31.3 Methods of Measuring Interest
We can measure the interests of individuals by the following methods :
(1) Observation : We may observe manifest interests. What an individual actually does is a good
indication of what his interests are.
(2) Claims of the Counselor : We can know the interests by knowing the expresses interests of the
individual, in a subject, activity, object or vocation. Verbal claim can be an Integrator of his
interests.
(3) Use of Instruments : We may assess interests using an instrument like Michigan Vocabulary.
Test on the grounds that if individual is really interested in something, he will know the
vocabulary involved in that area.
(4) Use of Inventories : We may determine the pattern of an individual’s interest from his responses
to lists of occupations and activities.
The later are too often influenced by his limited and faulty knowledge of occupations. This
technique is by far the most common means of assessing interests and is commonly used.

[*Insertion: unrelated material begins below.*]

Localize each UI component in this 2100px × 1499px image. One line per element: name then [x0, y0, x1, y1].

31.4 Advantages of Interest Inventories
Interest inventories are useful in many ways :
(1) They are well-adapted to vocational counseling. The student expects his interests to be
considered. The interpretation, when given, carries considerable force because the student can
see that he is looking at himself in a mirror, that he is only receiving an analysis of what he
himself has said.
(2) They are useful for the counselor too as they are less fraught with emotional significance. The
subject can discuss the interest scores with the counsellee freely.
(3) They are helpful devices for the counsellee too – Students do not mind revealing their interests
and are eager to have a report of their scores. A promise to interpret scores is an excellent, non-
threatening gambit to entice the student into the counselor’s office.
(4) They are economic devices — They can be given to a group; interpretation of profiles can be
carried out in group discussion.
(5) The provide excellent preliminary information either to further group study of careers or to
individual counseling.
(6) They assist counselor in dealing with many other student problems.
Interest inventories provide information about the student’s preferences which are more
stable than the verbally claimed interests.